AIMQ supports npm-style git URLs for loading tasks from repositories:

- `git:user/repo` - Default branch from GitHub
- `git:user/repo@branch` - Specific branch or tag
- `git:user/repo#path/to/tasks` - Subdirectory in monorepo
- `git:gitlab.com/user/repo@v1.0.0` - Full URL with version

### Production Deployment Tips

- **Scaling**: Run multiple worker containers for parallel processing
- **Git Repos**: Store tasks in version-controlled repositories for GitOps workflows
- **Secrets**: Use Docker secrets or environment variable injection
- **Monitoring**: Add health checks and logging aggregation
- **Resource Limits**: Set memory/CPU limits based on AI model requirements
- **Authentication**: For private git repos, mount SSH keys or use HTTPS tokens

For detailed Docker deployment patterns and troubleshooting, see [docker/README.md](docker/README.md).

## Development

This project uses [just](https://github.com/casey/just) as a task runner.

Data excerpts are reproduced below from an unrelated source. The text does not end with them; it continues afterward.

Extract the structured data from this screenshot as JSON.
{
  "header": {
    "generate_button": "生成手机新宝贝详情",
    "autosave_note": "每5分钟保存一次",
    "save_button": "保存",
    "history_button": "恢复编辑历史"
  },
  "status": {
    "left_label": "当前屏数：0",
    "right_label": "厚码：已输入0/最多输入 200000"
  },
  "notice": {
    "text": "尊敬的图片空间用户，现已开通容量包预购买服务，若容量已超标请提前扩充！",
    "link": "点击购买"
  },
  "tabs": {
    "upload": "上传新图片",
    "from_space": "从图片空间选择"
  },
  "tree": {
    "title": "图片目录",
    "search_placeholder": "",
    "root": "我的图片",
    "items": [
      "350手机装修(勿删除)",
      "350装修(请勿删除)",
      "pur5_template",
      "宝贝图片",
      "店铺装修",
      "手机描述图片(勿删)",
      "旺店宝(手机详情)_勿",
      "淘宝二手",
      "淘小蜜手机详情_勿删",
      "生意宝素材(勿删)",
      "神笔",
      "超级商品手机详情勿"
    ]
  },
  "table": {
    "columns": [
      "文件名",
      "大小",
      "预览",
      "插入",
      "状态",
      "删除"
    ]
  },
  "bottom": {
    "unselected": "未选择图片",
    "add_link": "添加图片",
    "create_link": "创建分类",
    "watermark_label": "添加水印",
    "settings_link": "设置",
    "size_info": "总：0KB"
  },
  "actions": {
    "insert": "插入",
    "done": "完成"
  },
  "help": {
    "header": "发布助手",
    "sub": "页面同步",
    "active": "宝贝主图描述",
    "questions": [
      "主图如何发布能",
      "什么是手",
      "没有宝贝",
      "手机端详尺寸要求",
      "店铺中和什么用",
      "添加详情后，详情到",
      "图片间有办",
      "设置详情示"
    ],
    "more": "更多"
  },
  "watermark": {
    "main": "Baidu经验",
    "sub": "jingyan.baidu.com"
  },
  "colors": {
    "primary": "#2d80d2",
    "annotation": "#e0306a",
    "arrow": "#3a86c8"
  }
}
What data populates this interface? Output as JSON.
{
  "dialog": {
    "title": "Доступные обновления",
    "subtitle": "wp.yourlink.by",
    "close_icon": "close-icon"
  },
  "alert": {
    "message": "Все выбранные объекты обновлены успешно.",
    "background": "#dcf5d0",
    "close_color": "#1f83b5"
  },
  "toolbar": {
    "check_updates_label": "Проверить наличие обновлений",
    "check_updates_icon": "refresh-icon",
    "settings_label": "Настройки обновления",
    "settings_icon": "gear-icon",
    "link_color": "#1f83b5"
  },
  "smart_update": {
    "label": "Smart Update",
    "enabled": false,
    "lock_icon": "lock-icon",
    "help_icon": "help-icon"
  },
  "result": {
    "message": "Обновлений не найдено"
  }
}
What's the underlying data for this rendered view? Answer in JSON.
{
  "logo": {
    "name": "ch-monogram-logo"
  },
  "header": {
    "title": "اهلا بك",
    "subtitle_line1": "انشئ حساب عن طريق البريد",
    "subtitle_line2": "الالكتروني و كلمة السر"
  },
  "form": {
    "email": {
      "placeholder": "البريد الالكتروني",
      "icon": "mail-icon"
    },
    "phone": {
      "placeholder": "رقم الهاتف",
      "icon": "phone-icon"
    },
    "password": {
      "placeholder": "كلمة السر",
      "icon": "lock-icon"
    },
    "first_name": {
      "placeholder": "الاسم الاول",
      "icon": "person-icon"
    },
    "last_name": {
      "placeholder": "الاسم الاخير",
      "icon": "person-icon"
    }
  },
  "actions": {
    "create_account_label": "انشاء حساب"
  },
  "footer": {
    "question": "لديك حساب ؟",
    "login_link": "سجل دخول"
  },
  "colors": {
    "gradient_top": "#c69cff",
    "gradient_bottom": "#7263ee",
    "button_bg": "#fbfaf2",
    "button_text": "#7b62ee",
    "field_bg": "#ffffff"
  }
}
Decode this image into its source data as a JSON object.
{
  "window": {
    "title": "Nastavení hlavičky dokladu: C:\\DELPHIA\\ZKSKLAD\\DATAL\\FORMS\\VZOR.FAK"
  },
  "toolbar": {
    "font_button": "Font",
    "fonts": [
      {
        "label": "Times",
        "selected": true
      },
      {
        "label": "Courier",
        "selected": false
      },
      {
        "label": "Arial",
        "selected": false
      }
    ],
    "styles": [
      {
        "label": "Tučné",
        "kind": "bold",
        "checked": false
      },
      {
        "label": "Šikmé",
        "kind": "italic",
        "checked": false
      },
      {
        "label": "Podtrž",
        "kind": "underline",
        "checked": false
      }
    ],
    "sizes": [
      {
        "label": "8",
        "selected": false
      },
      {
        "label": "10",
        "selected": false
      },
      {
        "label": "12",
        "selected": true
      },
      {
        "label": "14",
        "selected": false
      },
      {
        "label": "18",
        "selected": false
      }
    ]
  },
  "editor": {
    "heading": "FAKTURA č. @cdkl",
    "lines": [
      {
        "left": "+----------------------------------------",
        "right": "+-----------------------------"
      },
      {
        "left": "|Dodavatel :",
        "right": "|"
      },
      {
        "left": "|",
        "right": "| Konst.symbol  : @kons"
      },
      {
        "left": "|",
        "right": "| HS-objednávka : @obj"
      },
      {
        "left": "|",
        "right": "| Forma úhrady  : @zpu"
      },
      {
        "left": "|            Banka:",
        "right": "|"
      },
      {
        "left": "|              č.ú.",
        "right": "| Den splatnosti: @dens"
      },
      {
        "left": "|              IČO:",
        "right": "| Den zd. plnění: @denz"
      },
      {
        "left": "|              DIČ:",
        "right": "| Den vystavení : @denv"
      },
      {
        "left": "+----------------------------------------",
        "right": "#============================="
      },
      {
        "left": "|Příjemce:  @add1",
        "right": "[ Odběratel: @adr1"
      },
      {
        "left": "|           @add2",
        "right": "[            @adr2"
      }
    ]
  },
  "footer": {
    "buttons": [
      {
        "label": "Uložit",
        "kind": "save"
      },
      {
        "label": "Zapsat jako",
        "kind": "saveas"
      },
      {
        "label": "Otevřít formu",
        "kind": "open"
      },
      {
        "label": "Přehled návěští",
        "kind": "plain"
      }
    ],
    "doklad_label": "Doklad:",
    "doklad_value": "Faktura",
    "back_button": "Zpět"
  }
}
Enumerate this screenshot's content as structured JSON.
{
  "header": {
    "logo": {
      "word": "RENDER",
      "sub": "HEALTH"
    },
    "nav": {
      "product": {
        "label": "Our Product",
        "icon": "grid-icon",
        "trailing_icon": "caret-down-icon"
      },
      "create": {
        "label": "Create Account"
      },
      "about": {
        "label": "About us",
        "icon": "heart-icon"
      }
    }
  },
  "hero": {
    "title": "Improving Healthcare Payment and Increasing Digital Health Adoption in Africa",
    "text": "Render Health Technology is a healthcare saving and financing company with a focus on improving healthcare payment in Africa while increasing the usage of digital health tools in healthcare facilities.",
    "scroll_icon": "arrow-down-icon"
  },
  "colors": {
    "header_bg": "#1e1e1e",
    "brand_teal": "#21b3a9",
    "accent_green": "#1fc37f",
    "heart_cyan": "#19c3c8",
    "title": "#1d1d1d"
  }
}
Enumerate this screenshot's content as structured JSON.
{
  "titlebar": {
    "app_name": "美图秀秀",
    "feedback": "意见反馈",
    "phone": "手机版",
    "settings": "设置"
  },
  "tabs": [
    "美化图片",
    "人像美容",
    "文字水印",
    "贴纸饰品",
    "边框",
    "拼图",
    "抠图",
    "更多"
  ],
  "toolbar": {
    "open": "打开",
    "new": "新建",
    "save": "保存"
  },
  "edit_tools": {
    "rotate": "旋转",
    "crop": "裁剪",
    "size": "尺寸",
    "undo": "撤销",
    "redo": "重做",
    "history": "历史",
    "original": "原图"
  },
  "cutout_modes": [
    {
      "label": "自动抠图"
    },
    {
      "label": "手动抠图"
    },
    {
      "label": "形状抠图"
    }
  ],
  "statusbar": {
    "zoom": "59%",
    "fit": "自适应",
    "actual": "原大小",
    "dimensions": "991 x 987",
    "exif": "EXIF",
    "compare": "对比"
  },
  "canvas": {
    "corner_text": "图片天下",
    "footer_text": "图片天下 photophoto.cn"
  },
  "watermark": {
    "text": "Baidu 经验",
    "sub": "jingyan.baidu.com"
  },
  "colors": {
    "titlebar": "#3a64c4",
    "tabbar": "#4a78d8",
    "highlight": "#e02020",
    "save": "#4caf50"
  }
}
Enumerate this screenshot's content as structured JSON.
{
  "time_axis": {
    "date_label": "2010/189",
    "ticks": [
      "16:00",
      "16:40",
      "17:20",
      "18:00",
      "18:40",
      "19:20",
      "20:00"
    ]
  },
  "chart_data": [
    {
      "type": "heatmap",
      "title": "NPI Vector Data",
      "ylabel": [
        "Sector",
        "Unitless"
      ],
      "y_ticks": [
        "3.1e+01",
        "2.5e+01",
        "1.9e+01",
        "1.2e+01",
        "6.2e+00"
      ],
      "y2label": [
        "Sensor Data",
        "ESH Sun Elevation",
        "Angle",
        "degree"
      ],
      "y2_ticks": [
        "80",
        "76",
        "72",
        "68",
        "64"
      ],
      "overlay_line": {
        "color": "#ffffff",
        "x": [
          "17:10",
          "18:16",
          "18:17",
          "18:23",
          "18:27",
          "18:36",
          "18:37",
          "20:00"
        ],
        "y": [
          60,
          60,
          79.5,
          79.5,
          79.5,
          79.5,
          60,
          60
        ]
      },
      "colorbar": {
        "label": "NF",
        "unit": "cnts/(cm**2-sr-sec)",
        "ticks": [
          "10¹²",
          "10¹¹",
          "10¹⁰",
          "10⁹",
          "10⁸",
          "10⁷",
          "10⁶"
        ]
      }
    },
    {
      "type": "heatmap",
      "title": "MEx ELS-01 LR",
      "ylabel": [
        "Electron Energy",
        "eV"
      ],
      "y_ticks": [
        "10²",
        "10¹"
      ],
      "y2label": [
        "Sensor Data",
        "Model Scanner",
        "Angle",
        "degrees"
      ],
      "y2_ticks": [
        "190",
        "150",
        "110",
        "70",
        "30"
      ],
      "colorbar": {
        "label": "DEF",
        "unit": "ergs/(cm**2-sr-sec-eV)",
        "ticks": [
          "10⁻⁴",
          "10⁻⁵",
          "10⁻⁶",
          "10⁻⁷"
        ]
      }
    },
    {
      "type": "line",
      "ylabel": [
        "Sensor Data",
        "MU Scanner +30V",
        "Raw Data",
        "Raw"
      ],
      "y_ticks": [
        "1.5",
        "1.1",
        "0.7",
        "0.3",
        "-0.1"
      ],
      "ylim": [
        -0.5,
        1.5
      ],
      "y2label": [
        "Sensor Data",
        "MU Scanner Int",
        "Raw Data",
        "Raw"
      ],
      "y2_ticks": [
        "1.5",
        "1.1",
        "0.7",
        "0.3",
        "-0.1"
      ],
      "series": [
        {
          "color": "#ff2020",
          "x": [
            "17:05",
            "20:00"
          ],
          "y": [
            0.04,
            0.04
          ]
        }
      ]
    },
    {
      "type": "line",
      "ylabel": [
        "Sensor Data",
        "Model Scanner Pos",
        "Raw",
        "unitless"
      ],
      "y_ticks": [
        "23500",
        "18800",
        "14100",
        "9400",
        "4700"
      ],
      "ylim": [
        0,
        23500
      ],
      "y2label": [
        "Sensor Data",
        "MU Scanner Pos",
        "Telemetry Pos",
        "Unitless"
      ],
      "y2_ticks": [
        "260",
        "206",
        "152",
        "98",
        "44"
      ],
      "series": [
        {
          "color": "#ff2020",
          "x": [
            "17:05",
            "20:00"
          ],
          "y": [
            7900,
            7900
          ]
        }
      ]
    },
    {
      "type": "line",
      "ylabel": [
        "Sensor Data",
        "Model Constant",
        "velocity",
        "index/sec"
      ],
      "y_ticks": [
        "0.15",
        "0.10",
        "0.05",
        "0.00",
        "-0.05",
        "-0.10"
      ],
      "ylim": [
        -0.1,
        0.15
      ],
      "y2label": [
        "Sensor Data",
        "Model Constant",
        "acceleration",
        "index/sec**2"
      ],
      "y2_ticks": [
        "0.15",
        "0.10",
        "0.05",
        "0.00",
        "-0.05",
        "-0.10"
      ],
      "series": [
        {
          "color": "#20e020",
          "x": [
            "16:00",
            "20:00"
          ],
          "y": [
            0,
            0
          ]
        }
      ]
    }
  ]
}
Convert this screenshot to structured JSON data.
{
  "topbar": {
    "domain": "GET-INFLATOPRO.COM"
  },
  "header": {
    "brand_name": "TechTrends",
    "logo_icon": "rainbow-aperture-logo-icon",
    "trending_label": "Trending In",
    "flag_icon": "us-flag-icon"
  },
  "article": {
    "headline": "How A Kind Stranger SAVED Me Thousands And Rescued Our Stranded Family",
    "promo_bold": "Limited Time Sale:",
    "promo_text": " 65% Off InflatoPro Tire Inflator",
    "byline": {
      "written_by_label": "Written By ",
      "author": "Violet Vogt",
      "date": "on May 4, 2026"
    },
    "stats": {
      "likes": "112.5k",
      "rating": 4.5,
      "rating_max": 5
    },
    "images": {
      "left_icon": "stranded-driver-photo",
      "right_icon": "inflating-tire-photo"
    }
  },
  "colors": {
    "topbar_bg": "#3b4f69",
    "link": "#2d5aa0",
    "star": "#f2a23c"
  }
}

Install it with:

```bash
# macOS
brew install just

# Other platforms: https://github.com/casey/just#installation
```

### Common Tasks

```bash
# Setup development environment
just install

# Run tests
just test
just test-cov          # With coverage

# Code quality
just lint              # Check code style
just format            # Format code
just type-check        # Type checking
just ci                # Run all checks (lint + type + test)

# Docker
just dev               # Start dev environment
just dev-build         # Build and start
just logs              # View logs

# Documentation
just docs-serve        # Serve docs locally

# See all available tasks
just --list
```

### Contributing

1. Fork the repository
2. Create a feature branch
3. Make your changes
4. Run quality checks: `just ci`
5. Submit a pull request

## License

MIT License - see [LICENSE](LICENSE) for details.